Naples New has this account on one very successful client-landscape architect relationship.A. Gail Boorman and Associates is giving two Florida communities a choice of "decorative light posts, metal benches and trees to revamp streets in the designated area" and set other guidelines for the beautification projects.
They choose their favorites from the design workbook and Boorman brings it all together.
Century City is the focus of a new round of urban planning for the area that would
add open spaces and increase walkability, according to this Los Angeles Times article found
via Archinect.
The median along Avenue of the Stars would feature trees recalling the grand boulevards of Europe. Public green spaces or pocket parks would dot what has been a landscape of glass towers and gray concrete, says one planner of the project.
"Many obstacles to the greening project loom," the article says. For sure, dude.
Taught by Gropius, collaborated with Louis Kahn, and an early adopter of green roofs, the
work and inspirations of landscape architect Cornelia Oberlander, FASLA, are examined in this Vancouver Magazine article.
Calling her "the undisputed queen of landscape architecture," the piece includes an anecdote from Oberlander's childhood and attempts to deconstruct her style.

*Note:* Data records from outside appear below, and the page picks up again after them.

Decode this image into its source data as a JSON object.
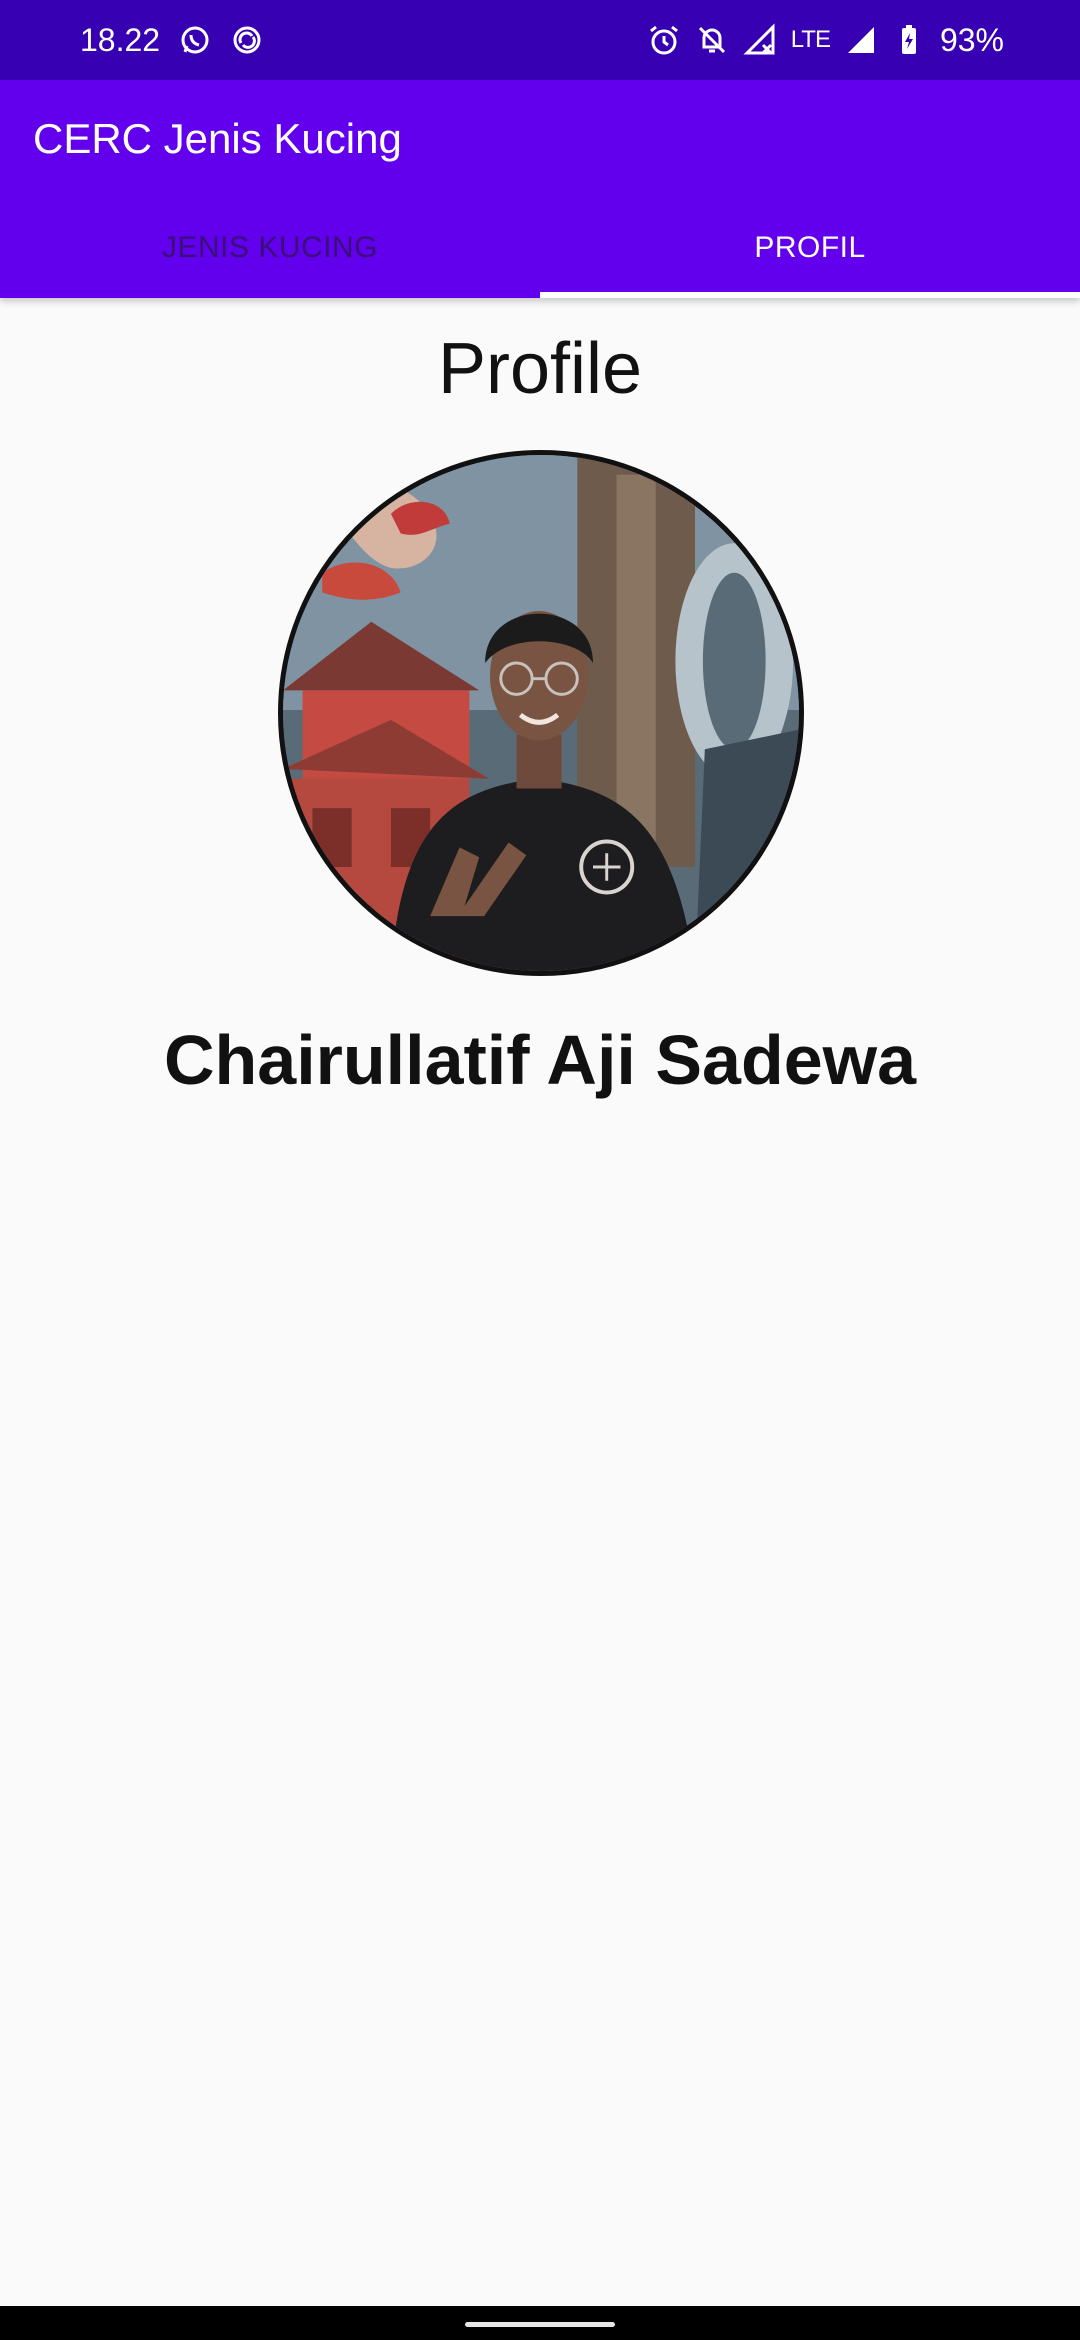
{
  "status_bar": {
    "time": "18.22",
    "network": "LTE",
    "battery": "93%",
    "icons_left": [
      "whatsapp-icon",
      "sync-icon"
    ],
    "icons_right": [
      "alarm-icon",
      "mute-icon",
      "signal-lte-icon",
      "signal-icon",
      "battery-icon"
    ]
  },
  "app_bar": {
    "title": "CERC Jenis Kucing"
  },
  "tabs": [
    {
      "label": "JENIS KUCING",
      "active": false
    },
    {
      "label": "PROFIL",
      "active": true
    }
  ],
  "profile": {
    "title": "Profile",
    "name": "Chairullatif Aji Sadewa"
  },
  "colors": {
    "status_bar": "#3700b3",
    "primary": "#6200ee",
    "background": "#fafafa"
  }
}
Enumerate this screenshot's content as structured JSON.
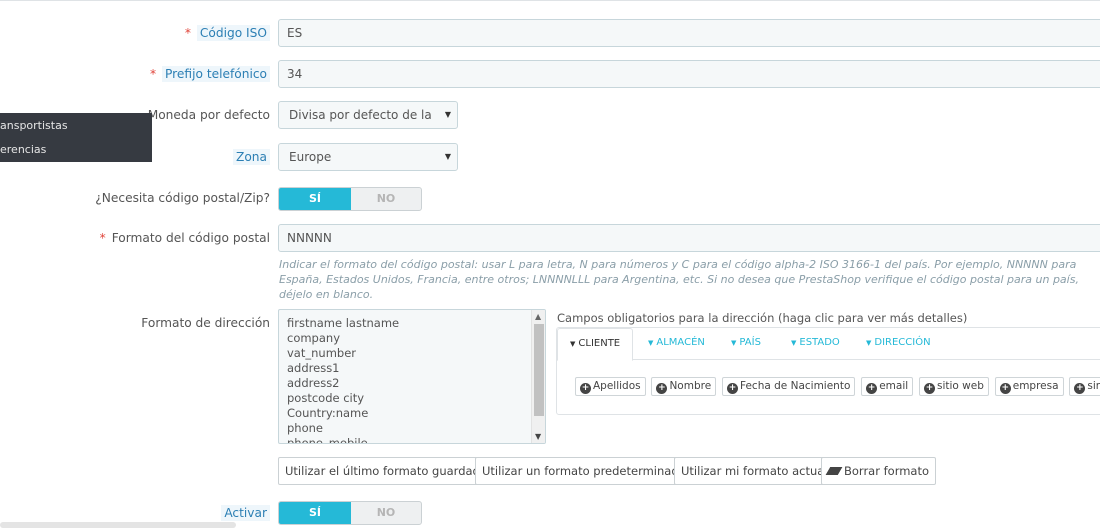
{
  "form": {
    "iso_code": {
      "label": "Código ISO",
      "value": "ES"
    },
    "phone_prefix": {
      "label": "Prefijo telefónico",
      "value": "34"
    },
    "default_currency": {
      "label": "Moneda por defecto",
      "value": "Divisa por defecto de la tienda"
    },
    "zone": {
      "label": "Zona",
      "value": "Europe"
    },
    "needs_zip": {
      "label": "¿Necesita código postal/Zip?",
      "on": "SÍ",
      "off": "NO"
    },
    "zip_format": {
      "label": "Formato del código postal",
      "value": "NNNNN",
      "help": "Indicar el formato del código postal: usar L para letra, N para números y C para el código alpha-2 ISO 3166-1 del país. Por ejemplo, NNNNN para España, Estados Unidos, Francia, entre otros; LNNNNLLL para Argentina, etc. Si no desea que PrestaShop verifique el código postal para un país, déjelo en blanco."
    },
    "address_format": {
      "label": "Formato de dirección",
      "lines": [
        "firstname lastname",
        "company",
        "vat_number",
        "address1",
        "address2",
        "postcode city",
        "Country:name",
        "phone",
        "phone_mobile"
      ]
    },
    "required_fields": {
      "title": "Campos obligatorios para la dirección (haga clic para ver más detalles)",
      "tabs": [
        "CLIENTE",
        "ALMACÉN",
        "PAÍS",
        "ESTADO",
        "DIRECCIÓN"
      ],
      "chips": [
        "Apellidos",
        "Nombre",
        "Fecha de Nacimiento",
        "email",
        "sitio web",
        "empresa",
        "siret"
      ]
    },
    "buttons": {
      "last_saved": "Utilizar el último formato guardado",
      "default_format": "Utilizar un formato predeterminado",
      "current_format": "Utilizar mi formato actual",
      "clear_format": "Borrar formato"
    },
    "activate": {
      "label": "Activar",
      "on": "SÍ",
      "off": "NO"
    }
  },
  "side_menu": {
    "items": [
      "ansportistas",
      "erencias"
    ]
  },
  "colors": {
    "accent": "#25b9d7",
    "required": "#e0443a",
    "menu_bg": "#363a41"
  }
}
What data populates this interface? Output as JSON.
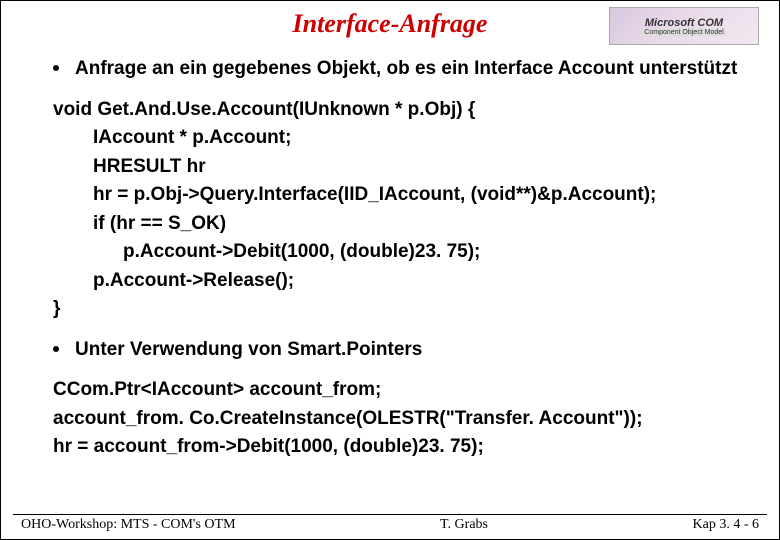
{
  "title": "Interface-Anfrage",
  "logo": {
    "top": "Microsoft COM",
    "bottom": "Component Object Model"
  },
  "bullet1": "Anfrage an ein gegebenes Objekt, ob es ein Interface Account unterstützt",
  "code1": {
    "l0": "void Get.And.Use.Account(IUnknown * p.Obj) {",
    "l1": "IAccount * p.Account;",
    "l2": "HRESULT hr",
    "l3": "hr = p.Obj->Query.Interface(IID_IAccount, (void**)&p.Account);",
    "l4": "if (hr == S_OK)",
    "l5": "p.Account->Debit(1000, (double)23. 75);",
    "l6": "p.Account->Release();",
    "l7": "}"
  },
  "bullet2": "Unter Verwendung von Smart.Pointers",
  "code2": {
    "l0": "CCom.Ptr<IAccount> account_from;",
    "l1": "account_from. Co.CreateInstance(OLESTR(\"Transfer. Account\"));",
    "l2": "hr = account_from->Debit(1000, (double)23. 75);"
  },
  "footer": {
    "left": "OHO-Workshop: MTS - COM's OTM",
    "center": "T. Grabs",
    "right": "Kap 3. 4 - 6"
  }
}
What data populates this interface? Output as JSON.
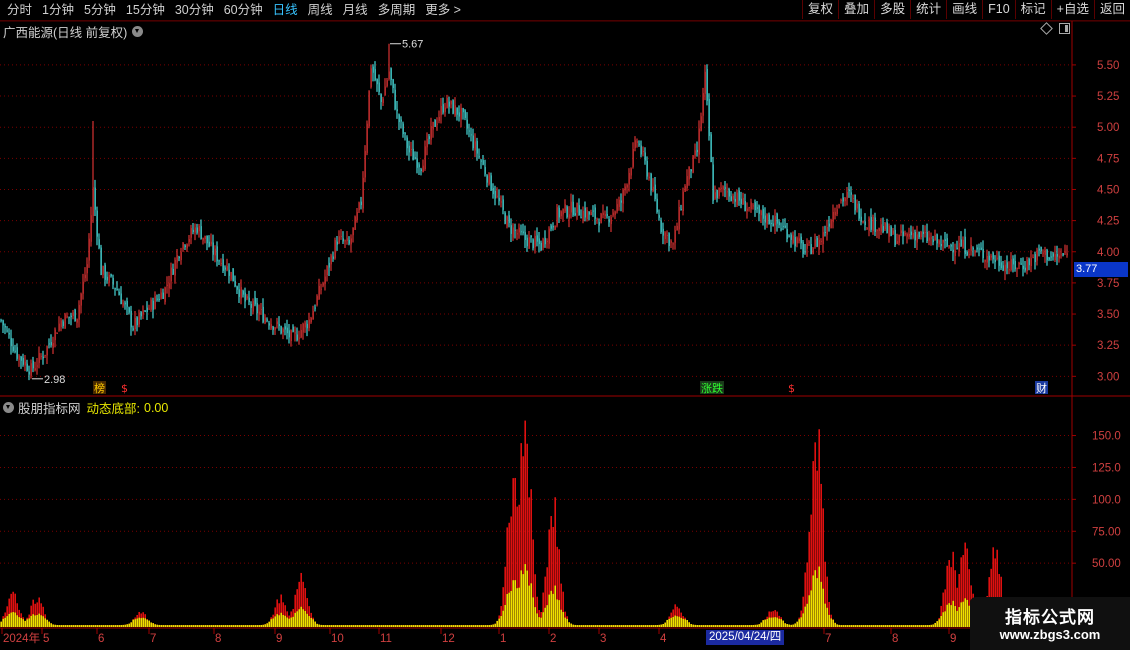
{
  "toolbar": {
    "periods": [
      "分时",
      "1分钟",
      "5分钟",
      "15分钟",
      "30分钟",
      "60分钟",
      "日线",
      "周线",
      "月线",
      "多周期",
      "更多 >"
    ],
    "active_period": "日线",
    "actions": [
      "复权",
      "叠加",
      "多股",
      "统计",
      "画线",
      "F10",
      "标记",
      "+自选",
      "返回"
    ]
  },
  "main_panel": {
    "title": "广西能源(日线 前复权)",
    "last_price_badge": "3.77",
    "high_annotation": "5.67",
    "low_annotation": "2.98",
    "markers": [
      {
        "text": "榜",
        "color": "#ffcc00",
        "bg": "#4a2a00"
      },
      {
        "text": "$",
        "color": "#ff3030",
        "bg": ""
      },
      {
        "text": "涨跌",
        "color": "#30ff30",
        "bg": "#1a3a1a"
      },
      {
        "text": "$",
        "color": "#ff3030",
        "bg": ""
      },
      {
        "text": "财",
        "color": "#ffffff",
        "bg": "#1a3aa0"
      }
    ]
  },
  "indicator_panel": {
    "title": "股朋指标网",
    "legend_label": "动态底部:",
    "legend_value": "0.00"
  },
  "x_axis": {
    "labels": [
      "2024年",
      "5",
      "6",
      "7",
      "8",
      "9",
      "10",
      "11",
      "12",
      "1",
      "2",
      "3",
      "4",
      "2025/04/24/四",
      "7",
      "8",
      "9",
      "10"
    ],
    "cursor_date": "2025/04/24/四"
  },
  "watermark": {
    "title": "指标公式网",
    "url": "www.zbgs3.com"
  },
  "colors": {
    "up": "#ff3b3b",
    "down": "#54ffff",
    "grid": "#7a0000",
    "axis_text": "#d04040",
    "bar_red": "#e01010",
    "bar_yellow": "#f0e000"
  },
  "chart_data": [
    {
      "type": "candlestick",
      "title": "广西能源(日线 前复权)",
      "y_ticks": [
        3.0,
        3.25,
        3.5,
        3.75,
        4.0,
        4.25,
        4.5,
        4.75,
        5.0,
        5.25,
        5.5
      ],
      "ylim": [
        2.85,
        5.7
      ],
      "close_anchor_points": [
        [
          0,
          3.45
        ],
        [
          8,
          3.18
        ],
        [
          15,
          3.05
        ],
        [
          22,
          3.2
        ],
        [
          30,
          3.45
        ],
        [
          38,
          3.5
        ],
        [
          43,
          3.9
        ],
        [
          46,
          4.5
        ],
        [
          50,
          3.85
        ],
        [
          58,
          3.7
        ],
        [
          66,
          3.4
        ],
        [
          74,
          3.55
        ],
        [
          82,
          3.7
        ],
        [
          90,
          4.05
        ],
        [
          98,
          4.2
        ],
        [
          106,
          4.0
        ],
        [
          114,
          3.85
        ],
        [
          122,
          3.6
        ],
        [
          130,
          3.5
        ],
        [
          138,
          3.4
        ],
        [
          146,
          3.3
        ],
        [
          154,
          3.45
        ],
        [
          162,
          3.8
        ],
        [
          168,
          4.1
        ],
        [
          174,
          4.05
        ],
        [
          180,
          4.4
        ],
        [
          185,
          5.5
        ],
        [
          190,
          5.2
        ],
        [
          194,
          5.45
        ],
        [
          198,
          5.1
        ],
        [
          204,
          4.8
        ],
        [
          210,
          4.7
        ],
        [
          216,
          5.0
        ],
        [
          222,
          5.2
        ],
        [
          230,
          5.1
        ],
        [
          238,
          4.8
        ],
        [
          246,
          4.5
        ],
        [
          254,
          4.2
        ],
        [
          262,
          4.1
        ],
        [
          270,
          4.05
        ],
        [
          278,
          4.3
        ],
        [
          286,
          4.35
        ],
        [
          294,
          4.3
        ],
        [
          302,
          4.25
        ],
        [
          310,
          4.4
        ],
        [
          318,
          4.9
        ],
        [
          324,
          4.6
        ],
        [
          330,
          4.2
        ],
        [
          336,
          4.05
        ],
        [
          342,
          4.55
        ],
        [
          348,
          4.8
        ],
        [
          352,
          5.4
        ],
        [
          356,
          4.45
        ],
        [
          362,
          4.5
        ],
        [
          370,
          4.4
        ],
        [
          378,
          4.3
        ],
        [
          386,
          4.25
        ],
        [
          394,
          4.15
        ],
        [
          402,
          4.0
        ],
        [
          410,
          4.1
        ],
        [
          418,
          4.4
        ],
        [
          424,
          4.45
        ],
        [
          432,
          4.25
        ],
        [
          440,
          4.2
        ],
        [
          448,
          4.1
        ],
        [
          456,
          4.15
        ],
        [
          464,
          4.1
        ],
        [
          472,
          4.05
        ],
        [
          480,
          4.05
        ],
        [
          488,
          4.0
        ],
        [
          496,
          3.95
        ],
        [
          504,
          3.88
        ],
        [
          512,
          3.9
        ],
        [
          520,
          4.0
        ],
        [
          526,
          3.95
        ],
        [
          533,
          3.98
        ]
      ],
      "annotations": {
        "high": 5.67,
        "low": 2.98,
        "last": 3.77
      }
    },
    {
      "type": "bar",
      "title": "股朋指标网",
      "series": [
        {
          "name": "动态底部",
          "values_description": "stacked red/yellow histogram spikes"
        }
      ],
      "y_ticks": [
        50.0,
        75.0,
        100.0,
        125.0,
        150.0
      ],
      "ylim": [
        0,
        170
      ],
      "spike_clusters": [
        {
          "center": 6,
          "height": 25
        },
        {
          "center": 18,
          "height": 22
        },
        {
          "center": 70,
          "height": 10
        },
        {
          "center": 140,
          "height": 22
        },
        {
          "center": 150,
          "height": 38
        },
        {
          "center": 256,
          "height": 115
        },
        {
          "center": 262,
          "height": 160
        },
        {
          "center": 276,
          "height": 95
        },
        {
          "center": 338,
          "height": 15
        },
        {
          "center": 386,
          "height": 14
        },
        {
          "center": 406,
          "height": 100
        },
        {
          "center": 408,
          "height": 155
        },
        {
          "center": 475,
          "height": 55
        },
        {
          "center": 482,
          "height": 60
        },
        {
          "center": 497,
          "height": 60
        }
      ]
    }
  ]
}
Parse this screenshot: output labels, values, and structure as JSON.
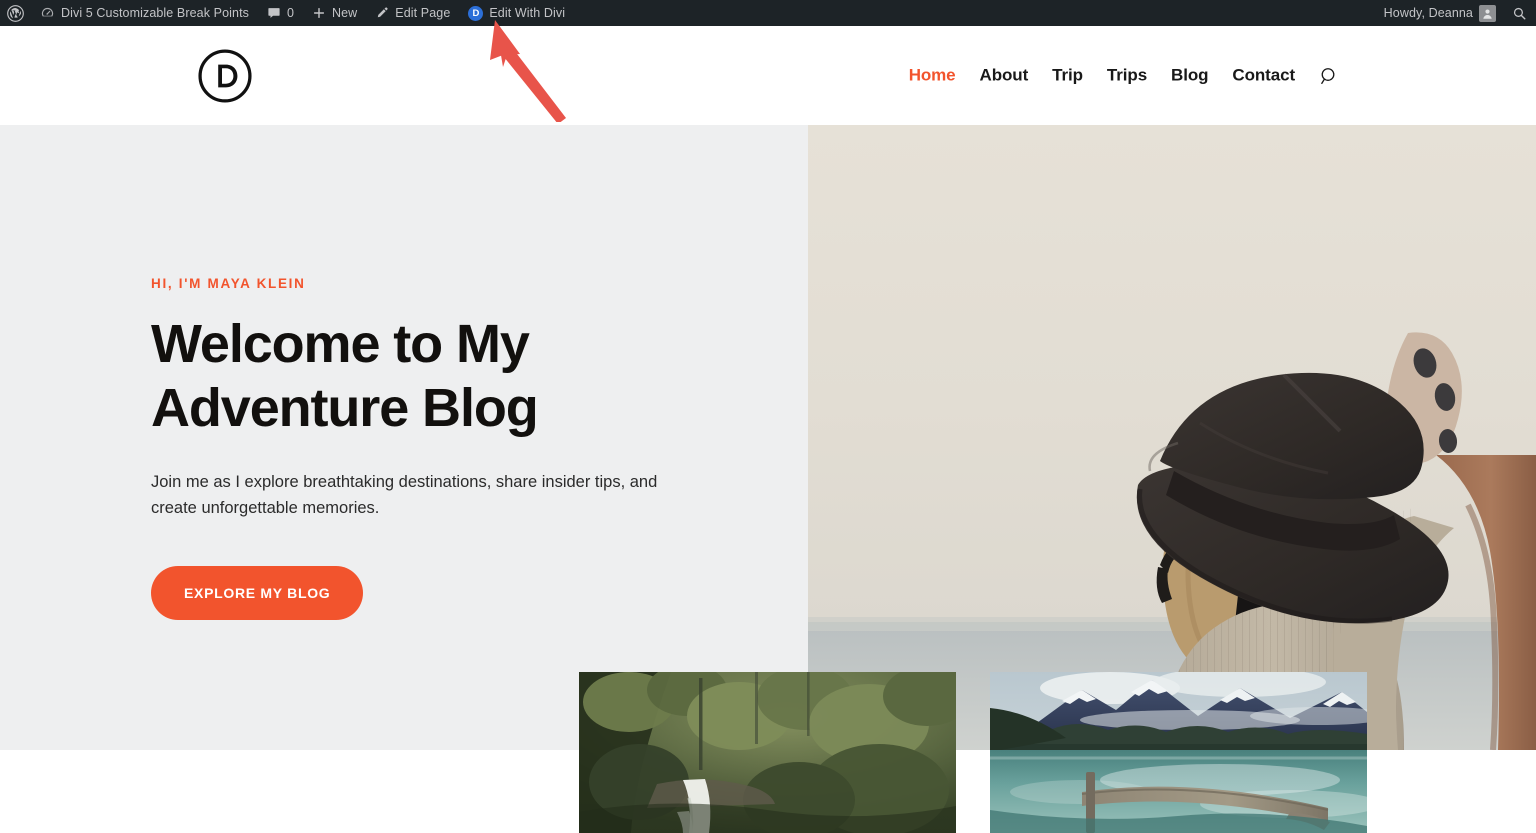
{
  "admin_bar": {
    "wp_logo_icon": "wordpress-logo-icon",
    "site_icon": "dashboard-speedometer-icon",
    "site_name": "Divi 5 Customizable Break Points",
    "comments_icon": "comment-bubble-icon",
    "comments_count": "0",
    "new_icon": "plus-icon",
    "new_label": "New",
    "edit_page_icon": "pencil-icon",
    "edit_page_label": "Edit Page",
    "divi_badge_letter": "D",
    "edit_with_divi_label": "Edit With Divi",
    "howdy_label": "Howdy, Deanna",
    "avatar_icon": "user-avatar-icon",
    "search_icon": "search-icon"
  },
  "site_header": {
    "logo_icon": "divi-circled-d-logo",
    "logo_letter": "D",
    "nav": [
      {
        "label": "Home",
        "active": true
      },
      {
        "label": "About",
        "active": false
      },
      {
        "label": "Trip",
        "active": false
      },
      {
        "label": "Trips",
        "active": false
      },
      {
        "label": "Blog",
        "active": false
      },
      {
        "label": "Contact",
        "active": false
      }
    ],
    "search_icon": "search-icon"
  },
  "hero": {
    "eyebrow": "HI, I'M MAYA KLEIN",
    "title": "Welcome to My Adventure Blog",
    "subtitle": "Join me as I explore breathtaking destinations, share insider tips, and create unforgettable memories.",
    "cta_label": "EXPLORE MY BLOG",
    "background_color": "#eeeff0",
    "image_alt": "Woman wearing a black fedora hat and beige knit sweater seen from behind against a pale sky and sea"
  },
  "cards": [
    {
      "alt": "Forest waterfall surrounded by dense green trees"
    },
    {
      "alt": "Mountain lake with a wooden dock and snow-capped peaks"
    }
  ],
  "annotation": {
    "arrow_color": "#e8544a",
    "points_to": "Edit With Divi"
  },
  "colors": {
    "accent_orange": "#f2542d",
    "admin_bar_bg": "#1d2327",
    "hero_bg": "#eeeff0",
    "text_dark": "#12100e",
    "divi_blue": "#2c6fd8"
  }
}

How did Oberlander render the concrete of her Robson Square provincial government complex in Vancouver so serene? the article posits.
Patterns and repetitions. There’s the secret. It might look like “nature imported into the city,” as various writers have described it: a bit of mountain here, a strip of forest there, a flowering trail winding away over yonder. But it is in no way like the nature to which it refers. Everywhere, instead, the regularity, the rigour of the modernist idea. A whispered architectural mantra reworked in flowering form.
Minimalist, modernist, or both, Oberlander's work is far from cold and quite environmentally forward.